Another option for horse bedding may come as a surprise. Hemp, grown in China for thousands of years and commonly used in Europe as livestock bedding, is starting to take hold in the U.S. Hemp has bark fibers that surround a woody core, and through a process called decortication, those fibers are separated from the core. That’s where the bedding comes from.

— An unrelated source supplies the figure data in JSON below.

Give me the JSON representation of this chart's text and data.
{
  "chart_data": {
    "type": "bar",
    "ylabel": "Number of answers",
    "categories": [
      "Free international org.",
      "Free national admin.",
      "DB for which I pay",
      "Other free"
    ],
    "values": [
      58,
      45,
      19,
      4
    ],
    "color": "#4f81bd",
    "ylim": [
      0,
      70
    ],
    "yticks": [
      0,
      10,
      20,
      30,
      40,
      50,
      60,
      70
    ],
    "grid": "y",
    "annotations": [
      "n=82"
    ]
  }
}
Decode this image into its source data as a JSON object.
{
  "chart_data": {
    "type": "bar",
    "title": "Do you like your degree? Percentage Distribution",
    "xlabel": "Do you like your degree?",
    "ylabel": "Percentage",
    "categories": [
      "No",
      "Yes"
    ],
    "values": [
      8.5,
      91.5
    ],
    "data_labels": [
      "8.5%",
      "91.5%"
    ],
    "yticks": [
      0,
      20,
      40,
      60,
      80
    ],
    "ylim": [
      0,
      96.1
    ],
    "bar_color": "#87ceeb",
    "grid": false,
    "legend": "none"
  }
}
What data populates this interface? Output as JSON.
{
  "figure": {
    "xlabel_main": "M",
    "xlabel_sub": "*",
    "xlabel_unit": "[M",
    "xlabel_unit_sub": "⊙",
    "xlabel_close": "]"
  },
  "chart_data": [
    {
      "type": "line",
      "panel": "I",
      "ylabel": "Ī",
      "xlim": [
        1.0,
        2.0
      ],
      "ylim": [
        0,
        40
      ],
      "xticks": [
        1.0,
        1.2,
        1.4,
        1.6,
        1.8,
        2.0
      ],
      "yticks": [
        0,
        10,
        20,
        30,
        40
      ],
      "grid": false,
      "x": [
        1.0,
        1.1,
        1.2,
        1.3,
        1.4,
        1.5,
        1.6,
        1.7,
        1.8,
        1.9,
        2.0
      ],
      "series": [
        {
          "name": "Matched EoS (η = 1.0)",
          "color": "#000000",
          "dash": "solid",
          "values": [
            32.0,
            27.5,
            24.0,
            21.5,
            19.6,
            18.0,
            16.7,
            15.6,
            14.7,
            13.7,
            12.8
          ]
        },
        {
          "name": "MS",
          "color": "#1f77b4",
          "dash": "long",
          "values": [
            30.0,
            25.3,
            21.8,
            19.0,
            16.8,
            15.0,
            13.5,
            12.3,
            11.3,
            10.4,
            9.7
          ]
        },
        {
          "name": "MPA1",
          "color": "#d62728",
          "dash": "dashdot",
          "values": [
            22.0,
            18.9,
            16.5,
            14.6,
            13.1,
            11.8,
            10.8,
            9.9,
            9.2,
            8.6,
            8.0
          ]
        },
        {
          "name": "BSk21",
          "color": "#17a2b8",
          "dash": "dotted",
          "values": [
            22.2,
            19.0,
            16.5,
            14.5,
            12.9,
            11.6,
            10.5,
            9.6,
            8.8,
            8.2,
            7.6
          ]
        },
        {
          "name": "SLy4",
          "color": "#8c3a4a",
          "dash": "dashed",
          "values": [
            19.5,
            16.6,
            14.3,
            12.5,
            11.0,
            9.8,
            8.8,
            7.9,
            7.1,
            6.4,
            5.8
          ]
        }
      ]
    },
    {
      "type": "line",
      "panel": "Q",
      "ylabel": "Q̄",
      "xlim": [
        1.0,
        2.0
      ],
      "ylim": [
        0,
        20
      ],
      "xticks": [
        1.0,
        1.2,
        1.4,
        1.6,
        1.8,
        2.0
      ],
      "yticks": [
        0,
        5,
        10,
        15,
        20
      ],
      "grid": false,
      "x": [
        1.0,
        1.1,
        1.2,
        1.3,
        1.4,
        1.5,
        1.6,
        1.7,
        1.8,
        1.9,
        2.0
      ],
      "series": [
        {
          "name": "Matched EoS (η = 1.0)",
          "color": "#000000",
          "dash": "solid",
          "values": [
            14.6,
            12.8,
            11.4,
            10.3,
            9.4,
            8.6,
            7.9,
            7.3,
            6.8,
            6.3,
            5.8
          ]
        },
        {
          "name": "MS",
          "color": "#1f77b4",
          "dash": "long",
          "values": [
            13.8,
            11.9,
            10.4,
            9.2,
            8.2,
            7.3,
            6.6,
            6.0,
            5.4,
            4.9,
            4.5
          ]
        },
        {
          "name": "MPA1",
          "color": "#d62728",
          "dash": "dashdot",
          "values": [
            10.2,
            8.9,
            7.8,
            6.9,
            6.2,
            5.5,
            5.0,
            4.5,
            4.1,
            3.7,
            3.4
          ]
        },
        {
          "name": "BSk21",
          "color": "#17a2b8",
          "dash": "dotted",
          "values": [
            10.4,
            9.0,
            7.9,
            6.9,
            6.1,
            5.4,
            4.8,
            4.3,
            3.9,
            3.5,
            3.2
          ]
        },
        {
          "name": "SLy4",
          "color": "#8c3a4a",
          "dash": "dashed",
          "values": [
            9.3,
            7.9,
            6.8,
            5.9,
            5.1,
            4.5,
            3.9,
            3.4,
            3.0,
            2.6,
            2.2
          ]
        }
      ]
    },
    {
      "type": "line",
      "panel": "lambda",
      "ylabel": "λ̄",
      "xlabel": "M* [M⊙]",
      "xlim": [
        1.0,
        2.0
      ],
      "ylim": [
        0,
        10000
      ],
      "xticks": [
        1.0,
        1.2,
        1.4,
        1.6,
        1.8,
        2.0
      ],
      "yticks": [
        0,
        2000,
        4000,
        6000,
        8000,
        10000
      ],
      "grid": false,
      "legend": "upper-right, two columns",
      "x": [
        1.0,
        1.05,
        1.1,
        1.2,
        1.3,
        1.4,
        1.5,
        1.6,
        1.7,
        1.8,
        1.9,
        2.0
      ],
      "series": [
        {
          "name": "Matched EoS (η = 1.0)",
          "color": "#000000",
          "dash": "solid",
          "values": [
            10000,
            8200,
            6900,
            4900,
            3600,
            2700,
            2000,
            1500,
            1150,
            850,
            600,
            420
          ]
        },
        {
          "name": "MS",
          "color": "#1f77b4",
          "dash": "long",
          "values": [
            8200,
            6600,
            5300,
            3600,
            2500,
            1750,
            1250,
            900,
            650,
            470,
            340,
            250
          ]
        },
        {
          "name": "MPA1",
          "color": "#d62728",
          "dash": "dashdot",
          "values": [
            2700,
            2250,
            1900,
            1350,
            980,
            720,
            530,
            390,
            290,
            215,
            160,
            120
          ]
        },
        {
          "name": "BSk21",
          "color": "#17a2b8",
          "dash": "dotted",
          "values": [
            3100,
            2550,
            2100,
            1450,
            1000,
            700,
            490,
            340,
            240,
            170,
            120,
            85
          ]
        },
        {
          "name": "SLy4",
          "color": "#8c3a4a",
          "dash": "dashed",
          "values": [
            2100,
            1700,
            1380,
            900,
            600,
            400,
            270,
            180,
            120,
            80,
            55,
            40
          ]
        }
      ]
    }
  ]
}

“Its function as it’s being cultivated is to help transport water through the plant structure, so the porosity and the way that the material is structured actually helps make it a good bedding because it has that absorbent structure to it already,” said Patrique Veille, market strategist for American Hemp in Winston-Salem, North Carolina. “It’s an annually cultivated, rapidly renewable row crop that comes from the cannabis genus, but it has low amounts of THC [Tetrahydrocannabinol, the principal psychoactive constituent of cannabis] – 0.3 percent or less.”

Since Section 7606 of the U.S. Agricultural Act of 2014 passed, more states have been able to legally cultivate hemp to process and market it. Thus, the popularity of hemp bedding is on the rise due to the more stable supply.

“When we’ve done tests, it’s about twice as absorbent as [pine] shavings and definitely more than the straw,” Veille said. “It doesn’t have a hollow core like the straw. It also has low dust, and that’s attributed to the way it’s processed. People have also mentioned they felt like it was good at odor control.

“And, it’s lightweight,” he added. “Some of our older clients like the lightweight factor of it; they feel like it’s easier to muck out. When people have put it on their pastures, it is higher in Nitrogen than the wood shavings, so they felt like it was better for their pastures.”

The main disadvantage to hemp bedding is the initial cost, although once a stall is set up with hemp shavings, it can require less replacement bedding than pine shavings because of its longevity and absorbency. Most of the supply is on the East Coast currently, making shipping to the West Coast more expensive, but that could decrease as more local processing facilities pop up.

Thanks to today’s technology and continuous new research, there are many options on the market for horse bedding. Picking the one that’s best for your horses often comes down to initial startup costs, disposal alternatives and personal preference. As globalization progresses, if one doesn’t work, there are many others waiting in the wings until you find the one that keeps you and your horse happy.